I research, write on, and critically experiment with mathematical and algorithmic techniques for design, in their various manifestations from pencil and paper methods to their implementations in digital software and tools. My current research revolves around three cross-fertilizing axes, which foreground these techniques as things that have histories, participate in culture, and display instrumentalities:
1. Reconfigurations of design and computing in postwar research institutions;
2. Visual histories of mathematical and algorithmic inscriptions in design and architecture;
3. Idiosyncratic instruments and discursive artifacts for design and making.
1.RECONFIGURATIONS OF DESIGN AND COMPUTING IN POSTWAR RESEARCH INSTITUTIONS: I study multidisciplinary academic research projects with an eye on the material, cultural, intellectual, and institutional contexts in which design was, early on, reimagined as a form of computation.
ARCHITECTURE AS COMPUTATION: ACADEMIC RESEARCH NETWORKS AND MOBILITIES OF TECHNICAL PRACTICES
funded by a Social Sciences and Humanities Research Council of Canada (SSHRC) Insight Development Grant
This project is concerned with the visualization and historical analysis of the emergence of a multidisciplinary network of researchers concerned with so-called “rational” approaches to design. It focuses on the Design Methods Group (DMG) Newsletter, a periodical that chronicled cross-disciplinary and cross-institutional transactions, tentative computer experiments, technical languages, controversies, and trends, offering a unique view into an agile intellectual ecology of connections and exchanges.

TOWARD A DIGITAL IMAGINATION
funded by a Social Sciences and Humanities Research Council of Canada (SSHRC) Connection Grant, with co-applicant Daniel Cardoso Llach and collaborators Nicolas Reeves and Gabriela Gabriela Aceves Sepúlveda

This project includes a symposium, a public exhibition, a web platform, and a book that collectively illuminate the twentieth-century emergence of new methods for design representation, simulation, and manufacturing linked to digital computers’ capacities for information processing and display, and reflecting on its contemporary repercussions across architecture, art, and design.
2. VISUAL HISTORIES OF MATHEMATICAL AND ALGORITHMIC INSCRIPTIONS IN DESIGN AND ARCHITECTURE: I investigate ambivalences about shape, appearance, and the perceptual world negotiated upon specific mathematical objects and their visual manifestations.
FORMALISMS: MATHEMATICS, ABSTRACTION, AND DIMENSIONS OF ‘FORM’ IN POSTWAR DESIGN THEORY
funded by the Fonds de recherche du Québec Société et Culture (FRQSC) Etablissement de nouveaux professeurs – chercheurs
This project is a thematically-guided examination of the construction of design formalisms across multiple sites, with the aim to retrieve the hybridity and polyvalence of “form,” to challenge its frequent equation with geometric shape, and to examine its ambivalent relationship with context. Its core is an archival and genealogical examination of three concepts pertaining to, and invoking, “form” (or morphe): morphology (study of form), isomorphism (equality of form), and transformation (change of form).
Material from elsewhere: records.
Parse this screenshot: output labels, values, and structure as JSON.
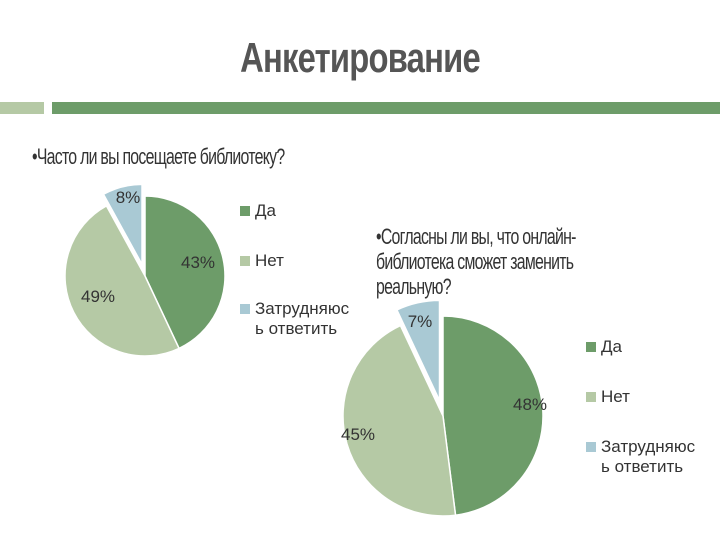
{
  "title": "Анкетирование",
  "question1": "•Часто ли вы посещаете библиотеку?",
  "question2": "•Согласны ли вы, что онлайн-библиотека сможет заменить реальную?",
  "chart_data": [
    {
      "type": "pie",
      "categories": [
        "Да",
        "Нет",
        "Затрудняюсь ответить"
      ],
      "values": [
        43,
        49,
        8
      ],
      "labels": [
        "43%",
        "49%",
        "8%"
      ],
      "legend": [
        [
          "Да"
        ],
        [
          "Нет"
        ],
        [
          "Затрудняюс",
          "ь ответить"
        ]
      ],
      "colors": [
        "#6d9c69",
        "#b5c9a5",
        "#a9c9d4"
      ],
      "legend_placement": "right"
    },
    {
      "type": "pie",
      "categories": [
        "Да",
        "Нет",
        "Затрудняюсь ответить"
      ],
      "values": [
        48,
        45,
        7
      ],
      "labels": [
        "48%",
        "45%",
        "7%"
      ],
      "legend": [
        [
          "Да"
        ],
        [
          "Нет"
        ],
        [
          "Затрудняюс",
          "ь ответить"
        ]
      ],
      "colors": [
        "#6d9c69",
        "#b5c9a5",
        "#a9c9d4"
      ],
      "legend_placement": "right"
    }
  ]
}
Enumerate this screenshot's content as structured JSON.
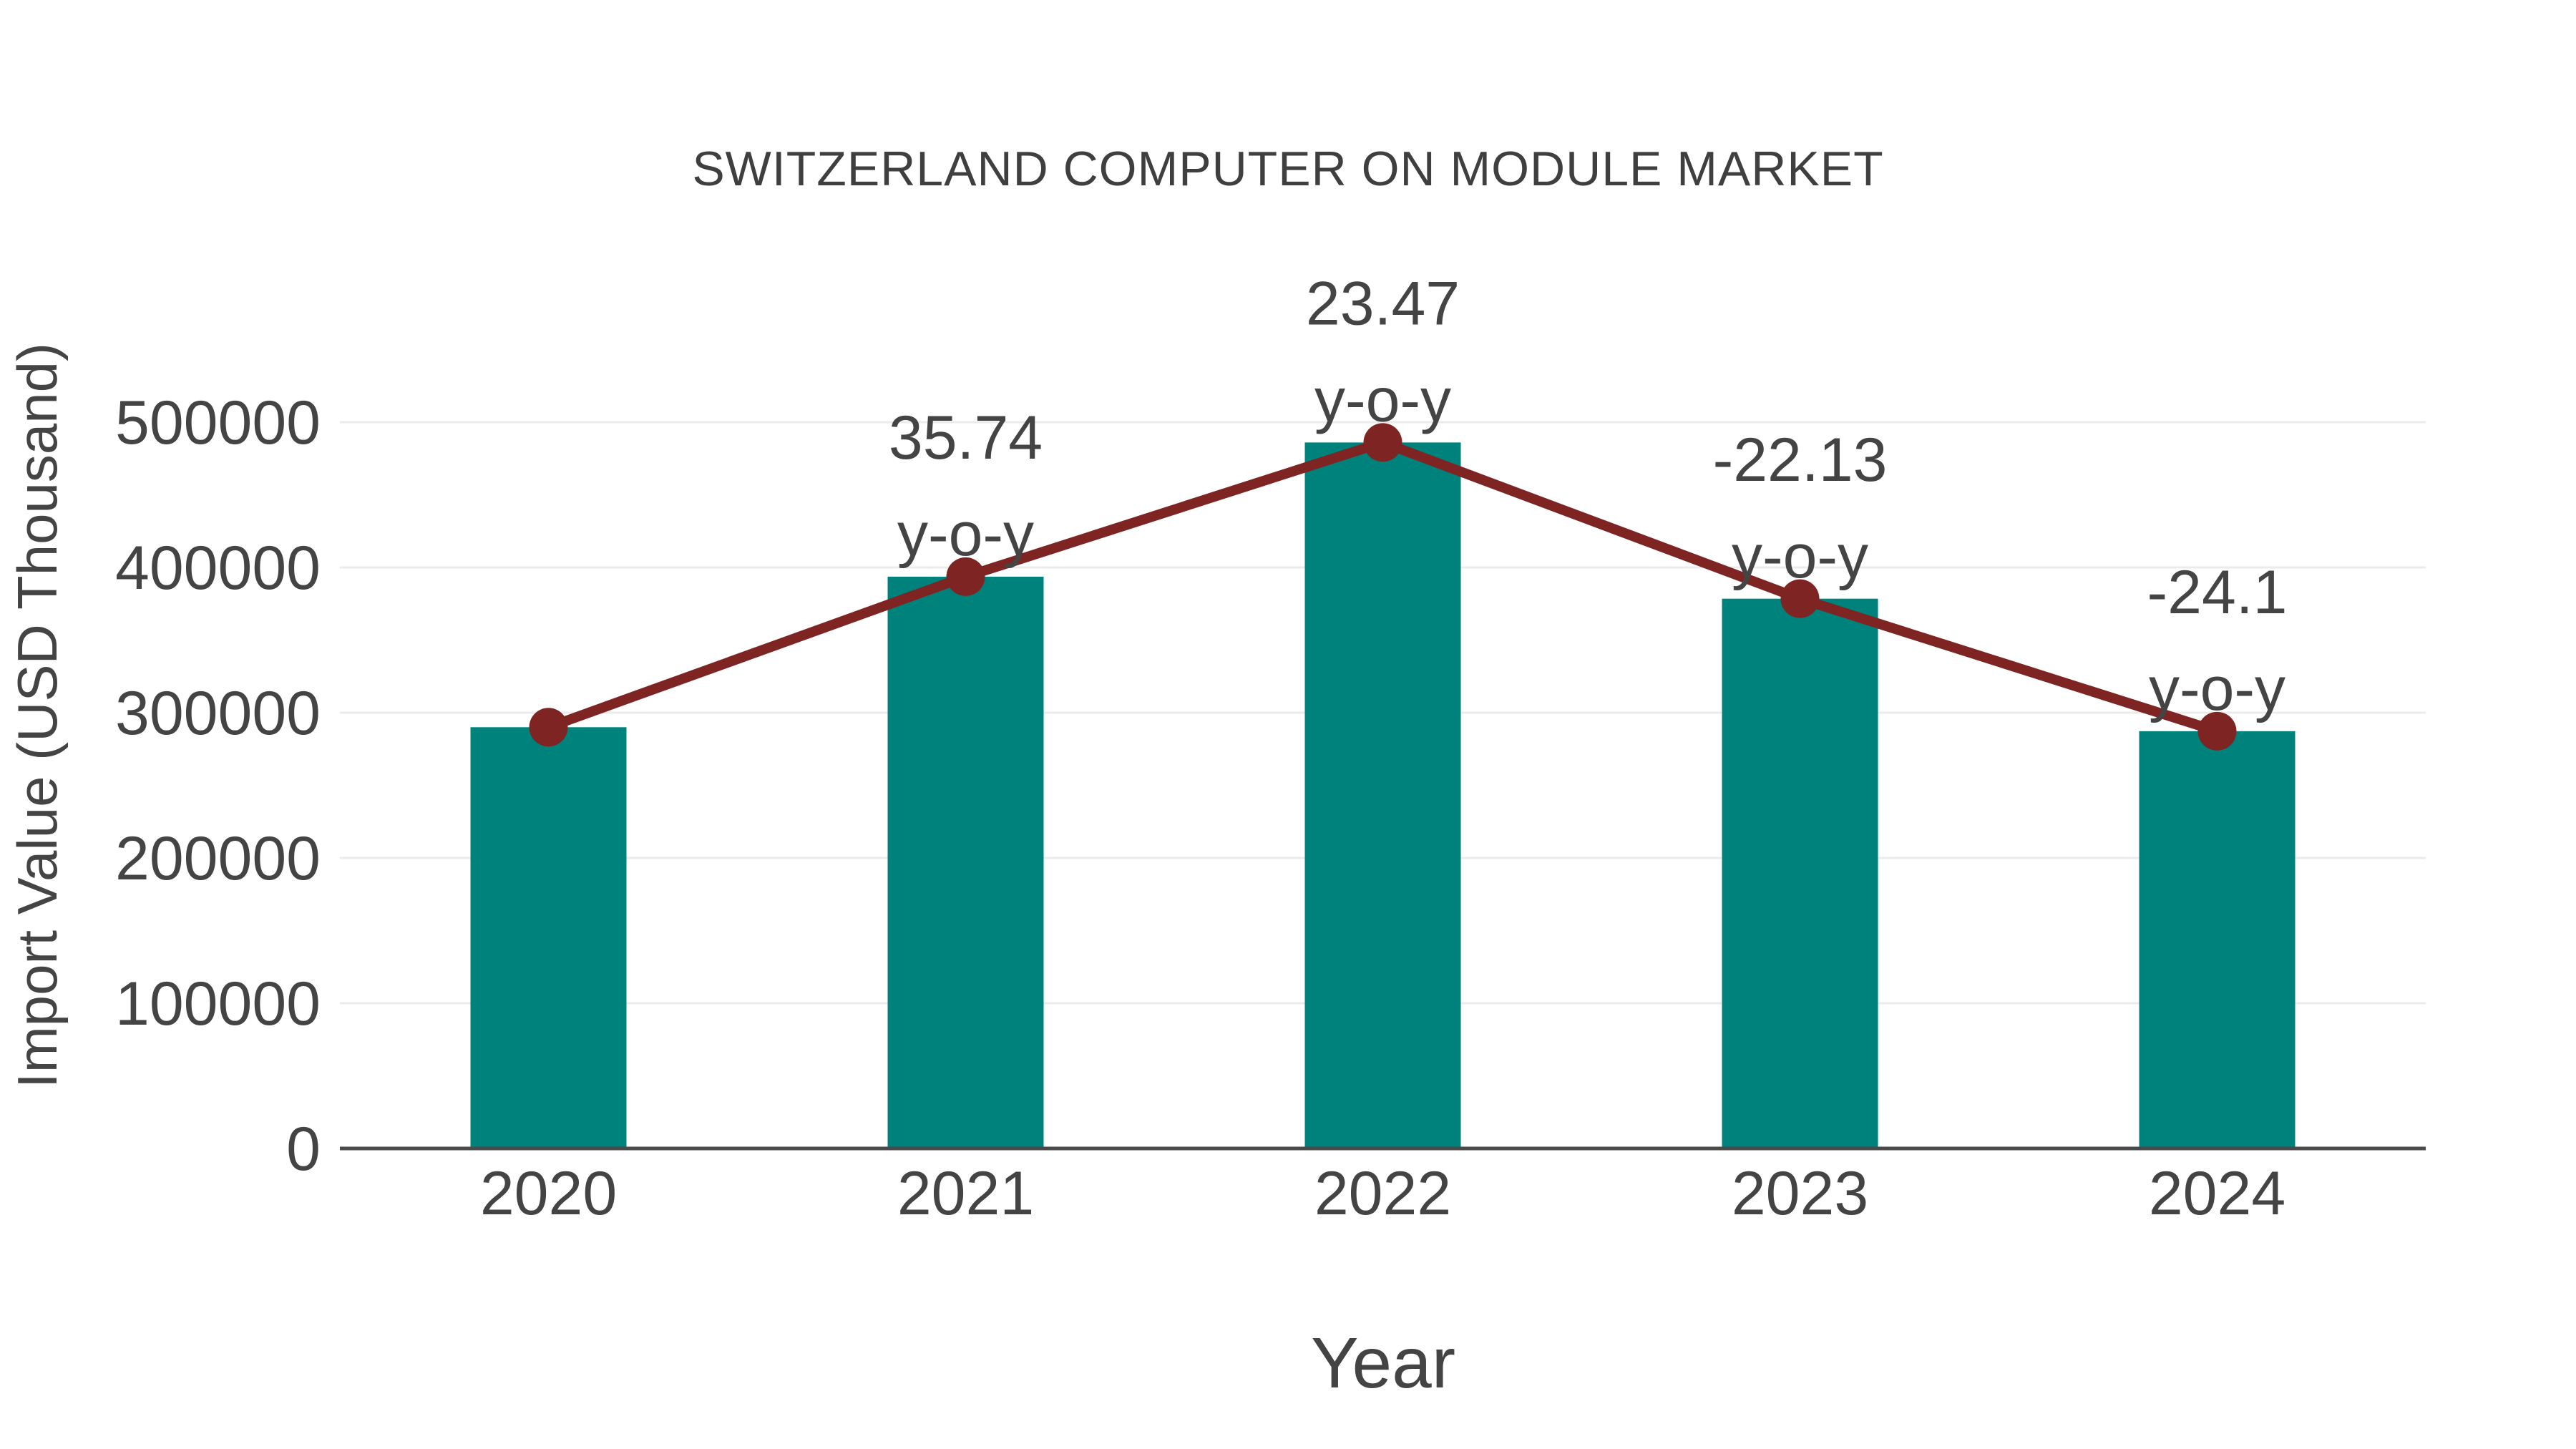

GRAPH VISION: DIGITAL ARCHITECTURE’S SKELETONS
under contract with the MIT Press

My in-progress book tentatively titled Graph Vision: Digital Architecture’s Skeletons constructs an architectural history of graphs as a prehistory of digital architecture. Graphs were drawn, sketched, printed, and etched in the pages of controversial, yet impactful, publications that promised a computational future for architecture: one that relied on precise, transparent methods for processing information, producing form, and anticipating its performances. The book is an iconology of this prolific visual production.
3. IDIOSYNCRATIC INSTRUMENTS FOR DESIGN AND MAKING: This project opens up mathematical and algorithmic techniques embedded in architectural software to scholarly investigation and creative retooling.
Infrastructure provided by a Canada Foundation for Innovation – John E. Evans Leaders (CFI-JELF) Grant
UNFIT ARCHITECTURE
funded by the Summer Undergraduate Research in Engineering Program (SURE)
This project dissects the “design space” – a term used to denote possible configurations of form that are derived from a set of rules and constraints. Instead of outputting optimum or sub-optimum choices, we develop methods for design space visualization and navigation of different historically significant design algorithms and contemporary plugins so as to showcase “unfit” candidates and validate them as potentially desirable by a designer.